Thursday, November 14, 2013

Pushing the Limits

I think that what makes Pushing the Limits by Katie McGarry appealing to so many teens (to the extent that it made the teen top ten list) is that it blends fantasy and realism so well.  There is the romantic fantasy mixed with elements every teen can relate to.  The tendency to say one thing while thinking another, the cliques and the difficulties inherent to high school, the inability to control one's life, the desire to rebel mixed with the desire to please others, I could go on.  I think the relationships portrayed here - Echo and her father, Echo and her stepmother, Noah and Echo, Noah and his brothers, Echo and her friends (the public ones and non-public ones), Echo and the counselor, the counselor and Noah, Noah and his two "roommates" - along with the struggle to discover oneself outside the family dynamic make this a story most teens can relate to.

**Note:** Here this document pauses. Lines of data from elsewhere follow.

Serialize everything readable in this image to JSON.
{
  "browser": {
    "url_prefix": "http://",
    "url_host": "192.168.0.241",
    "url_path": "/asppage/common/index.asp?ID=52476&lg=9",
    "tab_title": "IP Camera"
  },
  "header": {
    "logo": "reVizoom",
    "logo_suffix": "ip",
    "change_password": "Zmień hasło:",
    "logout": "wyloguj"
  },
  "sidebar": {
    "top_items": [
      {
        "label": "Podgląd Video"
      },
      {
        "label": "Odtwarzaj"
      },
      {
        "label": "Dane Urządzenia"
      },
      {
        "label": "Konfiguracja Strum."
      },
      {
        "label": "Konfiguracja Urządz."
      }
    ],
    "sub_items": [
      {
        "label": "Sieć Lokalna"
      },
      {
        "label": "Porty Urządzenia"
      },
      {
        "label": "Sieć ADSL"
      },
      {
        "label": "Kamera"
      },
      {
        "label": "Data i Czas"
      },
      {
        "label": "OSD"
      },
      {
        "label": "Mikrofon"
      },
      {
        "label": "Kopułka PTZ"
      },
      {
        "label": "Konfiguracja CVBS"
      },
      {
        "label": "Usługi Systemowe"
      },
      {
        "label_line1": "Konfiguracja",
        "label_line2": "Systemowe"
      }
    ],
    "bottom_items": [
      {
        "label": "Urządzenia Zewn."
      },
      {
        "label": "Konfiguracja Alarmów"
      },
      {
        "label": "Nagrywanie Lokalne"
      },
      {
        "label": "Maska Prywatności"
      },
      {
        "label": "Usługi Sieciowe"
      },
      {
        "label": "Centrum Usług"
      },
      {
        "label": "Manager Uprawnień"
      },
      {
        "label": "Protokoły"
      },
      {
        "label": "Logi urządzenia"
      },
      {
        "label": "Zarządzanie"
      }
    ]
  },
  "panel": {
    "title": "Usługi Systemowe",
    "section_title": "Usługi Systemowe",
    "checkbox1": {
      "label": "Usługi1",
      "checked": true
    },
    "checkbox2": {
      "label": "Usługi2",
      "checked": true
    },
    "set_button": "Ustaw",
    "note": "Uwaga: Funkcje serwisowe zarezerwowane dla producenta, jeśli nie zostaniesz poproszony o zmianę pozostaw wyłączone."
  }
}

In fact, of all the YA novels I read this semester, Pushing the Limits and Grave Mercy by Robin LaFevers were my favorites. For me, both novels were romances and I thoroughly enjoyed them for that very fact.  I think that teens especially enjoy the fantasy element and many often want a romantic element threaded through their story as well.  It's something I struggle with in my own writing - how much romance to include in the YA fantasy novel I'm writing when I really never intended to have any romance at all.  Beta readers have made it clear, though, that they expect romance!  As a result, I've been trying to find a balance - enough of a romantic thread to appeal without having the romance overtake the plot (thus turning it into an actual romance novel).

Ultimately, I would declare Pushing the Limits a success.  Though there were some rough spots that pulled me from the fictive world, overall, I was hooked.